I try to use VLC when I can because it offers intuitive playlist support, but for high-resolution H.264 and friends I usually have to switch to Media Player Classic.
VLC is willing to let my entire screen look like a blob of grey alien shit for 10 seconds instead of just taking a moment to reconstruct frames.
And its hardware acceleration for newer codecs is balls. Sucks because otherwise, it's right up there with f2k for me.
I stopped using VLC when I found mpv [0]. I really like it because it exposes everything from the CLI, so once you're familiarized with the flags you're interested in using, it's easy to play anything. For everyday usage it "just works" too, as expected of any video player.
Does it include all the codecs by default? I think this was a major reason VLC succeeded the way it did. With all other players (BPlayer anyone?) you needed to find and install tons of codecs while in VLC it just worked.
>VLC is willing to let my entire screen look like a blob of grey alien shit for 10 seconds instead of just taking a moment to reconstruct frames.
Yes, this is what I was talking about, and yes, specifically for VLC. Plus it's not like playback is so taxing that all cores are pegged at 100% during playback. When I seek, VLC should get off its ass and scramble to come up with the correct full frame then. I'll wait.
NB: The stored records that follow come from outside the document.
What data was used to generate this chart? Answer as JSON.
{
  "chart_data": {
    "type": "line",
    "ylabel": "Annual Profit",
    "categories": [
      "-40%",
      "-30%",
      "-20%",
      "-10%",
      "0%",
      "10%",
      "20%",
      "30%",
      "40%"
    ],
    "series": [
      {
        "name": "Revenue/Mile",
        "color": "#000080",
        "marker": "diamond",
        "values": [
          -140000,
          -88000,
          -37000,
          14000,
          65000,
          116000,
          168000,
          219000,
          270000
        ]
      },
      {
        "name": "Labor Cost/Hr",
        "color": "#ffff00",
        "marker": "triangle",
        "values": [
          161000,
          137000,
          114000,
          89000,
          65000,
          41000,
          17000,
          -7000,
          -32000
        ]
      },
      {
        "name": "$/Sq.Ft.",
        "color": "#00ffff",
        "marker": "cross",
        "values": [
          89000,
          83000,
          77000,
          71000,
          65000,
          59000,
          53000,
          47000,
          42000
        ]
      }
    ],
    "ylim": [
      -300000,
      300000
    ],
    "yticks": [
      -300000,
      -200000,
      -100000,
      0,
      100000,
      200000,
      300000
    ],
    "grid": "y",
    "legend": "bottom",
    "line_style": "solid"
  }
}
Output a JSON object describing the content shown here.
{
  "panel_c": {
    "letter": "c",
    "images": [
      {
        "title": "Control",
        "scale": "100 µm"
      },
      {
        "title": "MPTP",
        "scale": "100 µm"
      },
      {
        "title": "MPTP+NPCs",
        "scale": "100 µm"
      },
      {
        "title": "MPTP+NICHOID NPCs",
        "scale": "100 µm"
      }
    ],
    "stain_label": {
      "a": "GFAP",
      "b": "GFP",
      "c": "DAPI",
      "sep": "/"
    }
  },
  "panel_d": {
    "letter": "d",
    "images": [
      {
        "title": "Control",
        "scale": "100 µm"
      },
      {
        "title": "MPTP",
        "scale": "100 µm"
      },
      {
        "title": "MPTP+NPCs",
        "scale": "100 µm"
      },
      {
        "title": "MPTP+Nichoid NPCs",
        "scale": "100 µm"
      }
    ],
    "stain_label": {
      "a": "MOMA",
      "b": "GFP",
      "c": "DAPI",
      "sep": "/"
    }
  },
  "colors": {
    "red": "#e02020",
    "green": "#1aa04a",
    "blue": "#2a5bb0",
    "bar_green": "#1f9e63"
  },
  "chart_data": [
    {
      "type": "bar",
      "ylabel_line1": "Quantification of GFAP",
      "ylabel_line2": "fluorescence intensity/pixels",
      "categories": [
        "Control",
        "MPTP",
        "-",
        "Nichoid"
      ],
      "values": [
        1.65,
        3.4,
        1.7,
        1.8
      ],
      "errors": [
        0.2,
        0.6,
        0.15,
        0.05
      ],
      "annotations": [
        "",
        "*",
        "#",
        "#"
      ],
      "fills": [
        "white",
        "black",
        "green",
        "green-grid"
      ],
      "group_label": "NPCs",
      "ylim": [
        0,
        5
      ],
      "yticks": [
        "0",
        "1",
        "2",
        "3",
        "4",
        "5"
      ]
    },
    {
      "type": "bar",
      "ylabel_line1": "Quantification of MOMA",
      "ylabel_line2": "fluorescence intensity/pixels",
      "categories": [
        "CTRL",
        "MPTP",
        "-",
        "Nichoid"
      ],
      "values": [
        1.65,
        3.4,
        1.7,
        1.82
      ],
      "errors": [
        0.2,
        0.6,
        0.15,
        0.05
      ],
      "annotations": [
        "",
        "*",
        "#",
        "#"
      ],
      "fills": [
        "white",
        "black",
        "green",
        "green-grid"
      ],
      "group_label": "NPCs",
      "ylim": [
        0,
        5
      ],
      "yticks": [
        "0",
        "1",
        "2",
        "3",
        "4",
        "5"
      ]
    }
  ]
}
I recently bought a camera that has 4k video recording. VLC just gives up playing the video. Even Windows Media Player can handle it. No idea what's going on, but I was really surprised and disappointed with VLC.
See if you can cut a small segment and submit it as a sample to ffmpeg. Hell, see if ffprobe and ffmpeg can play it. Happy to help, if you've got enough upstream bandwidth.
VLC is willing to let my entire screen look like a blob of grey alien shit for 10 seconds instead of just taking a moment to reconstruct frames.
And its hardware acceleration for newer codecs is balls. Sucks because otherwise, it's right up there with f2k for me.